Aksi jual terjadi setelah BI memutuskan untuk menaikkan suku bunga Sekuritas Rupiah Bank Indonesia (SRBI) bertenor 12 bulan menjadi 4,85% pada Jumat pekan lalu untuk menyerap likuiditas yang beredar di pasar. Alhasil, kenaikan yield tidak terbendung.
Meski sebenarnya yield SUN di Indonesia cukup atraktif dibanding rencana penurunan suku bunga The Fed di Amerika Serikat (AS), pasar tetap mewaspadai sejumlah ketidakpastian di pasar domestik.
Awal Desember mendatang, akan dirilis sejumlah data penting seperti PMI manufaktur, inflasi, sampai kinerja perdagangan luar negeri.
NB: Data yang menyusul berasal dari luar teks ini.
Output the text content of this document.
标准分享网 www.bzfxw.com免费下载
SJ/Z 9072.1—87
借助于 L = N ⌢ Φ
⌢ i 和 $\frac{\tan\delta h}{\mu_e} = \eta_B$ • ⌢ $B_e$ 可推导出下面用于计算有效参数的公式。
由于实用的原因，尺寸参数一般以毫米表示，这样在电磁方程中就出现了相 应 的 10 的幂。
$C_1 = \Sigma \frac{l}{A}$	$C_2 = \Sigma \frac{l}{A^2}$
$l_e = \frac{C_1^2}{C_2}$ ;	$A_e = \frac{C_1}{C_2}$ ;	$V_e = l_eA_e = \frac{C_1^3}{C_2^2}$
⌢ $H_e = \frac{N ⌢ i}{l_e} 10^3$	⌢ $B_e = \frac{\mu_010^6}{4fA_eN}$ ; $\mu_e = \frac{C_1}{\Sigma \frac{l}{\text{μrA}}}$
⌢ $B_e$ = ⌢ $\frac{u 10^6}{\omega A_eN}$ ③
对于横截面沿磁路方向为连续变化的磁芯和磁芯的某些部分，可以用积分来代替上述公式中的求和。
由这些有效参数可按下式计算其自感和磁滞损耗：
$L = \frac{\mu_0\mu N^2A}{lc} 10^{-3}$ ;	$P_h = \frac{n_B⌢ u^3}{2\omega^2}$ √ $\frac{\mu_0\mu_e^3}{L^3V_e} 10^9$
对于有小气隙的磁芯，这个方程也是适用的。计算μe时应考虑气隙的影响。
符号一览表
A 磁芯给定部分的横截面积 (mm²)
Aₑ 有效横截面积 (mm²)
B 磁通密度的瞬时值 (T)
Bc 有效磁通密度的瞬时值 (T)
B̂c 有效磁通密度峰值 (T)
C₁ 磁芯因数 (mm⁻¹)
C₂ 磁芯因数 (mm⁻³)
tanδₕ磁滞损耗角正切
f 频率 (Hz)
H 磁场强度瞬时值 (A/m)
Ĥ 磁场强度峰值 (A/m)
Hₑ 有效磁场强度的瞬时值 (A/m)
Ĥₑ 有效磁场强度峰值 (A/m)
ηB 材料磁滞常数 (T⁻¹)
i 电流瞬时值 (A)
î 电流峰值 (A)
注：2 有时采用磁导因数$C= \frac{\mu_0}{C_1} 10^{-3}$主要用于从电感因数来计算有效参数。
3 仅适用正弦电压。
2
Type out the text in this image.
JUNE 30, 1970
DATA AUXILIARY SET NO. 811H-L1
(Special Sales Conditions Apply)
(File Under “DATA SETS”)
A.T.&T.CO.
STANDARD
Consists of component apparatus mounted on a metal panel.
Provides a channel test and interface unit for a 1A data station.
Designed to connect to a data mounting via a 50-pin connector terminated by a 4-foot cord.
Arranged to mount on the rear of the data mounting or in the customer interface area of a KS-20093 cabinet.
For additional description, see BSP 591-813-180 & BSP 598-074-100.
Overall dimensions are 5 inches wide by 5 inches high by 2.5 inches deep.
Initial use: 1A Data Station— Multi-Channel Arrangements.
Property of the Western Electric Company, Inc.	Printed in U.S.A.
Malam ini, Bank Indonesia (BI) akan menggelat acara Pertemuan Tahunan yang di dalamnya akan dipaparkan proyeksi dan target-target ekonomi untuk tahun depan.
Sementara dari global, AS tetap berusaha merebut pasar Asia dari dominasi China, termasuk Indonesia. Namun, melansir Bloomberg, tim negosiasi Indonesia berhasil menolak klausul yang disebut ‘poison pill’ dalam perjanjian perdagangan.
AS berupaya memperluas penggunaan klausul itu dengan mengancam akan mengakhiri perjanjian jika negara mitra dagang tidak mendukung kepentingan esensialnya.
“Klausul itu membatasi kebebasan Indonesia, kami tidak setuju karena ini menyangkut kedaulatan ekonomi,” ujar salah satu sumber seperti dikutip Bloomberg News, Jumat (25/11/2025).
Penolakan ini mengindikasikan kekuatan posisi tawar Indonesia dalam perdagangan internasional. “Indonesia memegang kartu yang lebih baik daripada Malaysia. Ekonominya tiga kali lebih besar,” kata Simon Evenett, profesor geopolitik dan strategi di IMD Business School, Lausanne, Swiss.